Atlanta, GA

Georgia State’s National Institute for Student Success ramped up by Kresge Foundation's $2 million grant

Sophie-Ann McCulloch
Leon Wu/Unsplash

ATLANTA, GA — Due to a transformational $2 million gift from The Kresge Foundation, Georgia State’s National Institute for Student Success is now moving towards its next implementation phase.

The managing director of Kresge’s Education Programs, Bill Moses, said, “Georgia State’s remarkable success at closing racial and achievement equity gaps has become iconic in higher education both nationally and around the world.”

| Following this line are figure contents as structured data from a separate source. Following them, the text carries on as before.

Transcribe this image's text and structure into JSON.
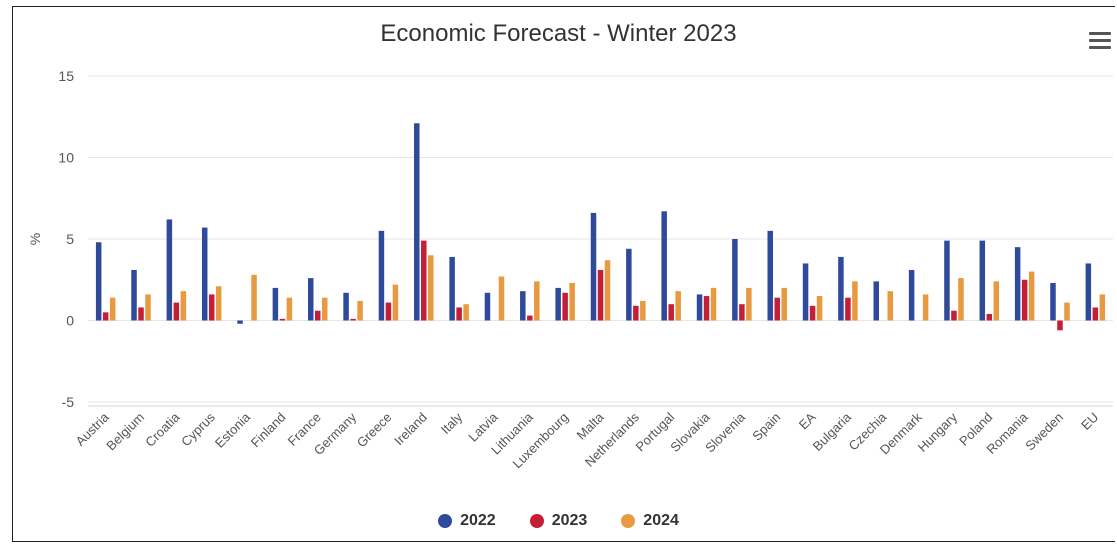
{
  "chart_data": {
    "type": "bar",
    "title": "Economic Forecast - Winter 2023",
    "ylabel": "%",
    "xlabel": "",
    "ylim": [
      -5,
      15
    ],
    "yticks": [
      -5,
      0,
      5,
      10,
      15
    ],
    "grid": true,
    "legend": "bottom-center",
    "categories": [
      "Austria",
      "Belgium",
      "Croatia",
      "Cyprus",
      "Estonia",
      "Finland",
      "France",
      "Germany",
      "Greece",
      "Ireland",
      "Italy",
      "Latvia",
      "Lithuania",
      "Luxembourg",
      "Malta",
      "Netherlands",
      "Portugal",
      "Slovakia",
      "Slovenia",
      "Spain",
      "EA",
      "Bulgaria",
      "Czechia",
      "Denmark",
      "Hungary",
      "Poland",
      "Romania",
      "Sweden",
      "EU"
    ],
    "series": [
      {
        "name": "2022",
        "color": "#2f4a9a",
        "values": [
          4.8,
          3.1,
          6.2,
          5.7,
          -0.2,
          2.0,
          2.6,
          1.7,
          5.5,
          12.1,
          3.9,
          1.7,
          1.8,
          2.0,
          6.6,
          4.4,
          6.7,
          1.6,
          5.0,
          5.5,
          3.5,
          3.9,
          2.4,
          3.1,
          4.9,
          4.9,
          4.5,
          2.3,
          3.5
        ]
      },
      {
        "name": "2023",
        "color": "#c51f37",
        "values": [
          0.5,
          0.8,
          1.1,
          1.6,
          0.0,
          0.1,
          0.6,
          0.1,
          1.1,
          4.9,
          0.8,
          0.0,
          0.3,
          1.7,
          3.1,
          0.9,
          1.0,
          1.5,
          1.0,
          1.4,
          0.9,
          1.4,
          0.0,
          0.0,
          0.6,
          0.4,
          2.5,
          -0.6,
          0.8
        ]
      },
      {
        "name": "2024",
        "color": "#e79a3f",
        "values": [
          1.4,
          1.6,
          1.8,
          2.1,
          2.8,
          1.4,
          1.4,
          1.2,
          2.2,
          4.0,
          1.0,
          2.7,
          2.4,
          2.3,
          3.7,
          1.2,
          1.8,
          2.0,
          2.0,
          2.0,
          1.5,
          2.4,
          1.8,
          1.6,
          2.6,
          2.4,
          3.0,
          1.1,
          1.6
        ]
      }
    ]
  }
}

He then continued, “The NISS’s genesis emerged from Georgia State becoming a mecca for reformers interested in the university’s programs, technologies, and practices. The university has pioneered higher education’s use of data-driven solutions. This is the logical next step.”

The grant will provide start-up and endowment capital for NISS, who will work with colleges and universities to help them implement data-centric, technology-based, and evidence-based systems to improve access to and completion of colleges.

A prior planning grant from Kresge has helped NISS develop a model for disseminating the innovative student success program pioneered at Georgia State across other post-secondary institutions nationwide.

Regarding the relationship with Kresge, the NISS’s executive director Dr. Timothy Renick said, “We are deeply grateful for our continued relationship with Kresge. The Kresge Foundation has not only been a valued thought partner with Georgia State as we develop next-level innovations to support our own students, with this gift underlines the importance of replicating the successes we have seen at Georgia State across the nation and beyond. Equitable access to and success in college should be the norm, not the exception.”

Planning to open in early fall, NISS will help colleges and universities identify and resolve institutional barriers to equity and college completion by increasing their capacity to implement proven student success systems and data-driven interventions and enact systemic changes to processes and structures institutional.

Led by a team of practitioners with experience who successfully design programs, NISS will implement and scale up some of the country’s most transformative student support systems.

Using data-driven approaches such as predictive analytics, artificial intelligence-enhanced chatbots, early warning, completion grants, and proactive advice, the State of Georgia has eliminated disparities and more than doubled the graduation rate for underserved students.